Efficiently remove the last two lines of an extremely large text file

I haven't tried this on a large file to see how fast it is, but it should be fairly quick.

To use the script to remove lines from the end of a file:

./shorten.py 2 large_file.txt

It seeks to the end of the file, checks to make sure the last character is a newline, then reads each character one at a time going backwards until it's found three newlines and truncates the file just after that point. The change is made in place.

Edit: I've added a Python 2.4 version at the bottom.

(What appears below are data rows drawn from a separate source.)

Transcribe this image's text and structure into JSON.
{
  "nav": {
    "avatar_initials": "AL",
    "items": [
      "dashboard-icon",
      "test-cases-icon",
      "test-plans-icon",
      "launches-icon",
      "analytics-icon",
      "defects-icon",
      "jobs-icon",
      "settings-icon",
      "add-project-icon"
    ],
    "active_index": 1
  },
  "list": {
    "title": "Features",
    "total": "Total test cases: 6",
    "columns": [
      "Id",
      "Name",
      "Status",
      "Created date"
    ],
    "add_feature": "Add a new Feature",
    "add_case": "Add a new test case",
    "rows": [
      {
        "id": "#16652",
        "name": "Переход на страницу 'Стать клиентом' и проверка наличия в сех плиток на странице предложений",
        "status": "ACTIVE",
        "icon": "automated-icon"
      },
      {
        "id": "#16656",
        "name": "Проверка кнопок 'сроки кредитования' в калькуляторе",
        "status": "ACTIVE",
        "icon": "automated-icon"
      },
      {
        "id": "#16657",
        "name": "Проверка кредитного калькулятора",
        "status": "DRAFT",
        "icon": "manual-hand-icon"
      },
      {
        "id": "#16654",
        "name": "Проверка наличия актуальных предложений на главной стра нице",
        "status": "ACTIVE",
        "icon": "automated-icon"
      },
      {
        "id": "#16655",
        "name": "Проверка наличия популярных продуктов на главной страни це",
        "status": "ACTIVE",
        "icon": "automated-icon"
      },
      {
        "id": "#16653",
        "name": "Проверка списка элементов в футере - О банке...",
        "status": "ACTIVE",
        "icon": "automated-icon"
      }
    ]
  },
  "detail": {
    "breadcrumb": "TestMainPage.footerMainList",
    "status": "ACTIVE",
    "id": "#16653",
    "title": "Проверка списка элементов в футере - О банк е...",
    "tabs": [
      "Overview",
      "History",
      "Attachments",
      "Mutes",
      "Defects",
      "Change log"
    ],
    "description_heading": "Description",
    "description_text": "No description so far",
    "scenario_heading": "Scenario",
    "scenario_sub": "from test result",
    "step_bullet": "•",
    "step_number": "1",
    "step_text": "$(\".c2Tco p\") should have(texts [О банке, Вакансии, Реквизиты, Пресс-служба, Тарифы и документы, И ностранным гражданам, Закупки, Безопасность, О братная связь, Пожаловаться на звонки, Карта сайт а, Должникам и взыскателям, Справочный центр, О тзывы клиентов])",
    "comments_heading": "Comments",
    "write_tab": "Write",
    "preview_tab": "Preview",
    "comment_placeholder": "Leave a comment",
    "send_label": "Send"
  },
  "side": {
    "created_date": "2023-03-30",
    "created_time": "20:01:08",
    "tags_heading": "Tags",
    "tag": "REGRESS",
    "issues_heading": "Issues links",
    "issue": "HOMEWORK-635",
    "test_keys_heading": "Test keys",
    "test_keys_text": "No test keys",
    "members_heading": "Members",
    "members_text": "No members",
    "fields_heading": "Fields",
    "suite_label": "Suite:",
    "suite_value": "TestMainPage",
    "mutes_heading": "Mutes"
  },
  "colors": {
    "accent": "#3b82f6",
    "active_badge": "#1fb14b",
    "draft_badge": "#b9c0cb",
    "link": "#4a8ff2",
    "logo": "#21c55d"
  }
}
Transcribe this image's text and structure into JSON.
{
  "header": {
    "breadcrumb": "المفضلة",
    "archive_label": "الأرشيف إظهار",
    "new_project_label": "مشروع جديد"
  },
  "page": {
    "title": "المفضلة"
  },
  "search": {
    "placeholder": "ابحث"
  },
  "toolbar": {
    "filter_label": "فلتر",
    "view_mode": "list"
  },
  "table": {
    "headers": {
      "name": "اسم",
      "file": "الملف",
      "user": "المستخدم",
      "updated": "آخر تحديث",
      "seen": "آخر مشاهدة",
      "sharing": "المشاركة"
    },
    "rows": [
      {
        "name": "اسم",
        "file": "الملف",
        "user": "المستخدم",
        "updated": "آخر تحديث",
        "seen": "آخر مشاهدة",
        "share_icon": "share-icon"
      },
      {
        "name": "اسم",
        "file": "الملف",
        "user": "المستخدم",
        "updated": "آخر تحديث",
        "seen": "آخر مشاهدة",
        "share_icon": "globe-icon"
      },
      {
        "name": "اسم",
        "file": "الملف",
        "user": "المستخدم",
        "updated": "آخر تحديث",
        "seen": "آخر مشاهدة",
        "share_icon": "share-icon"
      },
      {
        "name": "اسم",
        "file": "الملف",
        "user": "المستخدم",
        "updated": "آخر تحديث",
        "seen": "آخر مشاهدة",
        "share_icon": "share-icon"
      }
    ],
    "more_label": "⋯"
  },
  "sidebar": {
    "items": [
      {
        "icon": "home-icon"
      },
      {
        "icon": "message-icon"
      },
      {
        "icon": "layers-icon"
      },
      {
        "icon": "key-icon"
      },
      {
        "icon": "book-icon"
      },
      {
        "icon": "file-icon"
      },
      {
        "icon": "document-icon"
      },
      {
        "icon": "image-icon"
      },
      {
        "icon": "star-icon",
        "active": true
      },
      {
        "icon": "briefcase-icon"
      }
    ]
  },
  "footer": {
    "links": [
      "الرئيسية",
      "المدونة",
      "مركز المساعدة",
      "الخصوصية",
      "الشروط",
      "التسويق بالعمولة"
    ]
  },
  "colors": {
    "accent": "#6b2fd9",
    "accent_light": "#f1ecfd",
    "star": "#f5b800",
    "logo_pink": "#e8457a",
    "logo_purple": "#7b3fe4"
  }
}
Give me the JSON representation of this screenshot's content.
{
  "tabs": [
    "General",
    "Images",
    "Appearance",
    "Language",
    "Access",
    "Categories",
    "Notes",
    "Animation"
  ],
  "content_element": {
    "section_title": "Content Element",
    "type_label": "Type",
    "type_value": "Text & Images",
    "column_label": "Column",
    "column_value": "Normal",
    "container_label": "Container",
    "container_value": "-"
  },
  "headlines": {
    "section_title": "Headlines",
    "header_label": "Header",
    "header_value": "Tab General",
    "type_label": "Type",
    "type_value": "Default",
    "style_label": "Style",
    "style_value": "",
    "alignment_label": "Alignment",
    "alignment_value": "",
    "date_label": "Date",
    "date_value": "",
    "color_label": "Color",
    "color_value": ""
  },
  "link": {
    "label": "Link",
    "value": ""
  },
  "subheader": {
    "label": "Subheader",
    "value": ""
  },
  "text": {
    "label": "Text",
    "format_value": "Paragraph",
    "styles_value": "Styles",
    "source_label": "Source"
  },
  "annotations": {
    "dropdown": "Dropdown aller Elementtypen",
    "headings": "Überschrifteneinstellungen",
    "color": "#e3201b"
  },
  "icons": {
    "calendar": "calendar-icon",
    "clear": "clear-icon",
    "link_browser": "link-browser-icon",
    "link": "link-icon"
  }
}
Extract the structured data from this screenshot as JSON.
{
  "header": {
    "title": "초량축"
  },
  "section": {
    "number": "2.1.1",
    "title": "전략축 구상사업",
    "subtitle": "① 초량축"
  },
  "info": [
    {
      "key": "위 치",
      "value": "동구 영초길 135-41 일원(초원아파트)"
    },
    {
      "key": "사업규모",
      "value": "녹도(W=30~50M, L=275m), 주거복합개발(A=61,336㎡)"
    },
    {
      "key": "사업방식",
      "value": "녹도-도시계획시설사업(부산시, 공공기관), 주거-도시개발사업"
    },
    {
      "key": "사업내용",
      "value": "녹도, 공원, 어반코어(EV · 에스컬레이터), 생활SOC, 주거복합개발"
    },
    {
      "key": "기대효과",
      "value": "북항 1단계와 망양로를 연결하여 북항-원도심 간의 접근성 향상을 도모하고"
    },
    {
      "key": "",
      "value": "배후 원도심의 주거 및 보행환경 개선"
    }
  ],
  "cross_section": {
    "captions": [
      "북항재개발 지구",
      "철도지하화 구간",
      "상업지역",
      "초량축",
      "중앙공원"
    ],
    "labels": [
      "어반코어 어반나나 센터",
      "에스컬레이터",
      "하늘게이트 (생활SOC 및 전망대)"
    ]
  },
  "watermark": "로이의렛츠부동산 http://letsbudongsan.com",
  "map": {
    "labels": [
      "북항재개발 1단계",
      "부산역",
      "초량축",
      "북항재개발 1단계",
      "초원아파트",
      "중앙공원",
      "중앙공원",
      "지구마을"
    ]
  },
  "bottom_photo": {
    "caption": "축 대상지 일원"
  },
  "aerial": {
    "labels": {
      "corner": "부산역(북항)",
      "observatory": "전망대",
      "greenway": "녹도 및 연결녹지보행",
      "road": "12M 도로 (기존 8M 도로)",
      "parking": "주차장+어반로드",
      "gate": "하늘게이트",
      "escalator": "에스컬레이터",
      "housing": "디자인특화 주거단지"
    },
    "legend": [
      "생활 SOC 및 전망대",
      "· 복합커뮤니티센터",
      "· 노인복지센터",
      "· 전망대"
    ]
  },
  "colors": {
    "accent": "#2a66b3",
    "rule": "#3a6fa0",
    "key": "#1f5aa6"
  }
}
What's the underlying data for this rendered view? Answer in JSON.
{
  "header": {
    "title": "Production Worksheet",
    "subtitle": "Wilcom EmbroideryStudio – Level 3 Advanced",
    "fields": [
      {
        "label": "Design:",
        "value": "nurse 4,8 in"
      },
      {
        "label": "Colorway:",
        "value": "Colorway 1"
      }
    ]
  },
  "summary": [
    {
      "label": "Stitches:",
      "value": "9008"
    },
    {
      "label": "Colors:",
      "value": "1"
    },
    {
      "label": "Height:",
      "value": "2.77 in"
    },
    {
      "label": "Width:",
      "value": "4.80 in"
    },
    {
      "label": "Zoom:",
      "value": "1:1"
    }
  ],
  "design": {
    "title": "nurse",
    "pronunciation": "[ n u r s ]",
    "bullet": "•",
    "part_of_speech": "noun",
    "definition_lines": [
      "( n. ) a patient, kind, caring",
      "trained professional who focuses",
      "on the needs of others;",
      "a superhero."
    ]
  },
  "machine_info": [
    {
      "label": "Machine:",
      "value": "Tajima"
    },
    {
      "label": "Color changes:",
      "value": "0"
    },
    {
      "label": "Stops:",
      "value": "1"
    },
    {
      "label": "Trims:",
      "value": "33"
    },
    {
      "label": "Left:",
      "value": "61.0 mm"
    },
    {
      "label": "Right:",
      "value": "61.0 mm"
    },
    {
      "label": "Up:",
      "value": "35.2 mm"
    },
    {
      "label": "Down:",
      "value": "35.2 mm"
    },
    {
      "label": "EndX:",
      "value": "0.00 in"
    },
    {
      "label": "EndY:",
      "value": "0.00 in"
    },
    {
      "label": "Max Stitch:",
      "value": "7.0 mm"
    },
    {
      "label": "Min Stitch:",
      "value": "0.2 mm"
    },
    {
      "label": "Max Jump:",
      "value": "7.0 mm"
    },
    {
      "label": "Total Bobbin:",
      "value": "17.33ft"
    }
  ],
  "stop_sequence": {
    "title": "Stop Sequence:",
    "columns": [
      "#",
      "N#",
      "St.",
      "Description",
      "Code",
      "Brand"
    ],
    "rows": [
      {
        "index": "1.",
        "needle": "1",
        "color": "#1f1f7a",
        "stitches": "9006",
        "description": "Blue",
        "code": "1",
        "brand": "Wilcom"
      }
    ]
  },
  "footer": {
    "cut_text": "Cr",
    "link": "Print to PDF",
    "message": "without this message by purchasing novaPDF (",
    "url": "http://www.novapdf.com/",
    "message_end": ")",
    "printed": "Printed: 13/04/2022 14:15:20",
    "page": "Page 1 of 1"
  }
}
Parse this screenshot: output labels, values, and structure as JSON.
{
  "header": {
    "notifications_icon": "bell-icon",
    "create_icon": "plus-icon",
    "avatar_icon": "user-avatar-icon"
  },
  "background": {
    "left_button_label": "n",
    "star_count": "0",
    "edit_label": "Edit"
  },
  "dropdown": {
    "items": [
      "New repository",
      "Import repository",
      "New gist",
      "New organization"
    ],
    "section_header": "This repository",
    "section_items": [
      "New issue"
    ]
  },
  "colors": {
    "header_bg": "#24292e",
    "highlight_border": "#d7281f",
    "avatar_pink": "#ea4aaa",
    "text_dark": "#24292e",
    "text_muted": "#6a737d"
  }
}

Here is a version for Python 2.5/2.6:

#!/usr/bin/env python2.5
from __future__ import with_statement
# also tested with Python 2.6

import os, sys

if len(sys.argv) != 3:
    print sys.argv[0] + ": Invalid number of arguments."
    print "Usage: " + sys.argv[0] + " linecount filename"
    print "to remove linecount lines from the end of the file"
    exit(2)

number = int(sys.argv[1])
file = sys.argv[2]
count = 0

with open(file,'r+b') as f:
    f.seek(0, os.SEEK_END)
    end = f.tell()
    while f.tell() > 0:
        f.seek(-1, os.SEEK_CUR)
        char = f.read(1)
        if char != '\n' and f.tell() == end:
            print "No change: file does not end with a newline"
            exit(1)
        if char == '\n':
            count += 1
        if count == number + 1:
            f.truncate()
            print "Removed " + str(number) + " lines from end of file"
            exit(0)
        f.seek(-1, os.SEEK_CUR)

if count < number + 1:
    print "No change: requested removal would leave empty file"
    exit(3)

Here's a Python 3 version:

#!/usr/bin/env python3.0

import os, sys

if len(sys.argv) != 3:
    print(sys.argv[0] + ": Invalid number of arguments.")
    print ("Usage: " + sys.argv[0] + " linecount filename")
    print ("to remove linecount lines from the end of the file")
    exit(2)

number = int(sys.argv[1])
file = sys.argv[2]
count = 0

with open(file,'r+b', buffering=0) as f:
    f.seek(0, os.SEEK_END)
    end = f.tell()
    while f.tell() > 0:
        f.seek(-1, os.SEEK_CUR)
        print(f.tell())
        char = f.read(1)
        if char != b'\n' and f.tell() == end:
            print ("No change: file does not end with a newline")
            exit(1)
        if char == b'\n':
            count += 1
        if count == number + 1:
            f.truncate()
            print ("Removed " + str(number) + " lines from end of file")
            exit(0)
        f.seek(-1, os.SEEK_CUR)

if count < number + 1:
    print("No change: requested removal would leave empty file")
    exit(3)

Here is a Python 2.4 version:

#!/usr/bin/env python2.4

import sys

if len(sys.argv) != 3:
    print sys.argv[0] + ": Invalid number of arguments."
    print "Usage: " + sys.argv[0] + " linecount filename"
    print "to remove linecount lines from the end of the file"
    sys.exit(2)

number = int(sys.argv[1])
file = sys.argv[2]
count = 0
SEEK_CUR = 1
SEEK_END = 2

f = open(file,'r+b')
f.seek(0, SEEK_END)
end = f.tell()

while f.tell() > 0:
    f.seek(-1, SEEK_CUR)
    char = f.read(1)
    if char != '\n' and f.tell() == end:
        print "No change: file does not end with a newline"
        f.close()
        sys.exit(1)
    if char == '\n':
        count += 1
    if count == number + 1:
        f.truncate()
        print "Removed " + str(number) + " lines from end of file"
        f.close()
        sys.exit(0)
    f.seek(-1, SEEK_CUR)

if count < number + 1:
    print "No change: requested removal would leave empty file"
    f.close()
    sys.exit(3)

you can try GNU head

head -n -2 file

I see my Debian Squeeze/testing systems (but not Lenny/stable) include a "truncate" command as part of the "coreutils" package.

With it you could simply do something like

truncate --size=-160 myfile

to remove 160 bytes from the end of the file (obviously you need to figure out exactly how many characters you need to remove).